Personally I’ve found very few nonfiction books which helped me improve and educate myself more than the fiction (almost 80% of my reading list).
Sometimes it just seems there’s a forcefully acquired obsession with nonfiction reading and the misplaced sense of intellectual accomplishment attached (I’d not call it pseudo intellectualism).
I often compare it, in crude ways, with how one picks up smoking in school/college just because the “cool kids” do it too. But then that’s more to fit in I guess, or to fulfil a need to belong.
I was surprised to find friends move quickly from normal (for the lack of proper word) to “need a cig to think” or “.. do X”. Similarly “dude, this [a nonfiction book] got ‘depth’” followed by a couple of “you know”s and subtly accusing fiction of being mere entertainment.

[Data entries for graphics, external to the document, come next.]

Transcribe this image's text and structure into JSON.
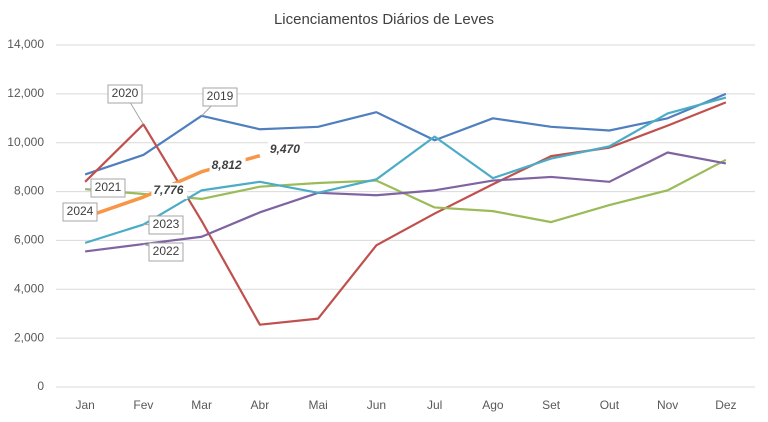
{
  "chart_data": {
    "type": "line",
    "title": "Licenciamentos Diários de Leves",
    "categories": [
      "Jan",
      "Fev",
      "Mar",
      "Abr",
      "Mai",
      "Jun",
      "Jul",
      "Ago",
      "Set",
      "Out",
      "Nov",
      "Dez"
    ],
    "ylim": [
      0,
      14000
    ],
    "yticks": [
      {
        "value": 0,
        "label": "0"
      },
      {
        "value": 2000,
        "label": "2,000"
      },
      {
        "value": 4000,
        "label": "4,000"
      },
      {
        "value": 6000,
        "label": "6,000"
      },
      {
        "value": 8000,
        "label": "8,000"
      },
      {
        "value": 10000,
        "label": "10,000"
      },
      {
        "value": 12000,
        "label": "12,000"
      },
      {
        "value": 14000,
        "label": "14,000"
      }
    ],
    "grid": true,
    "series": [
      {
        "name": "2019",
        "color": "#4f7fbf",
        "values": [
          8700,
          9500,
          11100,
          10550,
          10650,
          11250,
          10100,
          11000,
          10650,
          10500,
          11000,
          12000
        ]
      },
      {
        "name": "2020",
        "color": "#c0504d",
        "values": [
          8400,
          10750,
          6800,
          2550,
          2800,
          5800,
          7100,
          8300,
          9450,
          9800,
          10700,
          11650
        ]
      },
      {
        "name": "2021",
        "color": "#9bbb59",
        "values": [
          8100,
          7900,
          7700,
          8200,
          8350,
          8450,
          7350,
          7200,
          6750,
          7450,
          8050,
          9300
        ]
      },
      {
        "name": "2022",
        "color": "#8064a2",
        "values": [
          5550,
          5850,
          6150,
          7150,
          7950,
          7850,
          8050,
          8450,
          8600,
          8400,
          9600,
          9150
        ]
      },
      {
        "name": "2023",
        "color": "#4bacc6",
        "values": [
          5900,
          6650,
          8050,
          8400,
          7950,
          8500,
          10250,
          8550,
          9350,
          9850,
          11200,
          11850
        ]
      },
      {
        "name": "2024",
        "color": "#f79646",
        "values": [
          6950,
          7776,
          8812,
          9470,
          null,
          null,
          null,
          null,
          null,
          null,
          null,
          null
        ],
        "value_labels": [
          null,
          "7,776",
          "8,812",
          "9,470",
          null,
          null,
          null,
          null,
          null,
          null,
          null,
          null
        ]
      }
    ]
  }
}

PS. I’d love to know whether there’s been work done on relating preference of self help books with isolation, loneliness, being introverted, reclusiveness, lack of knowledge of a broader spectrum of issues (or exposure to a diverse social circle, if any at all) but having developed a very sharp analytical and logical thunks in a very narrow manner (usually the related STEM field) and tendency to just fit in everything in those “formulas” etc. I have noticed a lot of these in myself and also observed them dramatically change as my surroundings and circle changed.
They probably make a good fit, especially with how tech people tend to think analytically about things. However, I'm not entirely convinced that self-help books will always work and I've often thought that you can sometimes be over-analytical about things. Also, sometimes you can understand the rational explanation of something, yet that still will not affect the way you respond.